I think we're going to see dual, so dual trends. I think models are going to get bigger, but, and this is mainly for multimodal. I think people are going to push out the boat and see how far they can go. But I also think models are going to get a lot smaller as we better leverage, optimization in a broader way.
So optimization, the inference space, and also data, optimization where we stratify our dataset. And so that's pretty exciting. I do a lot of work on efficiency at scale. And so for me, it's super interesting to think about how we do more with less. And what's your hot take? You can't get away with that.
Bringing up the cuff, I think one of the biggest, bottlenecks I've seen in, I deeply care about, teams being able to adopt this technology for every single use case. And I love the the idea of adaptation and this for these LLMs.
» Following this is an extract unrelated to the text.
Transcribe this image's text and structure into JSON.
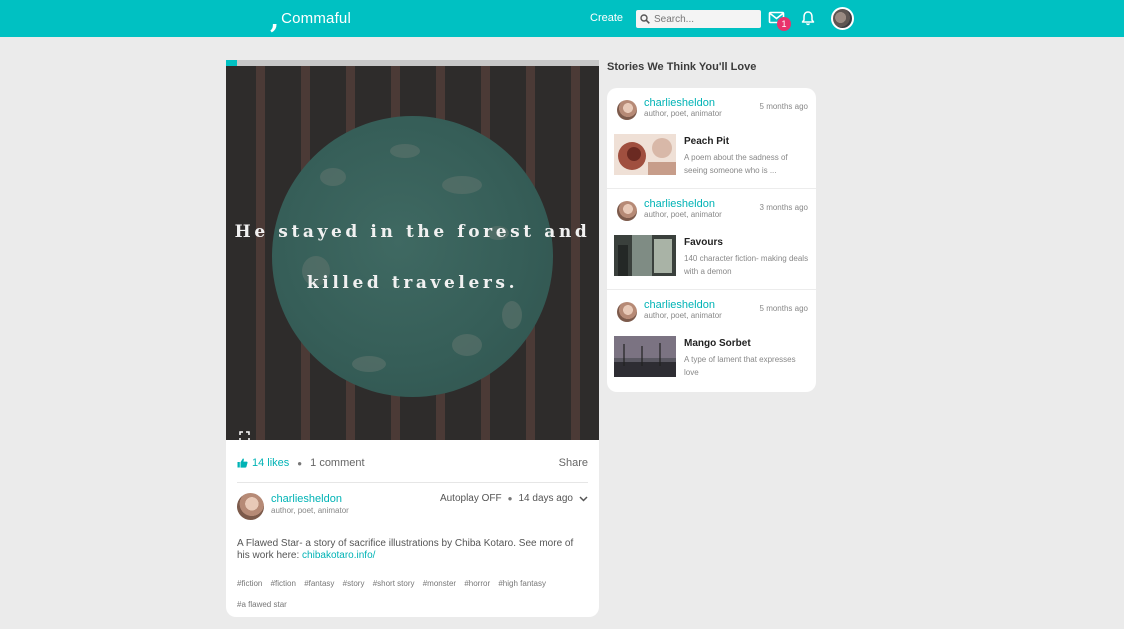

I think, one of the big things, if you look at, what, every business is thinking about is like, Oh, there were a lot of POCs this last [00:37:00] year, we've been trying to productionize, a lot of these this year, but it's been taking much longer than we expected to, next year, I would want there to be a world where every AI developer.
Knows exactly what they need to do to leverage this technology confidently. And this is, intentionally high level, but because there are few different aspects to it, but, Really, in, in, in a minute, it will be, it's basically a combination of having the right trust layer, having the right regulations and having the right foundational, capabilities of these models to adapt.
And the three combination will give us a much better framework, and accelerate adoption of GenAI in the world. Yeah, I do fundamentally believe that adaptability and also, the ability for, I think one of the things I see is how do end stakeholders quickly shape and provide feedback to guide and align some of these models and efficiently.
So it doesn't take [00:38:00] much time. I think this is one of the most fun problems to work on. Amazing. So excited. So happy to speak to you. This was an amazing conversation. Thanks a lot, Sarah.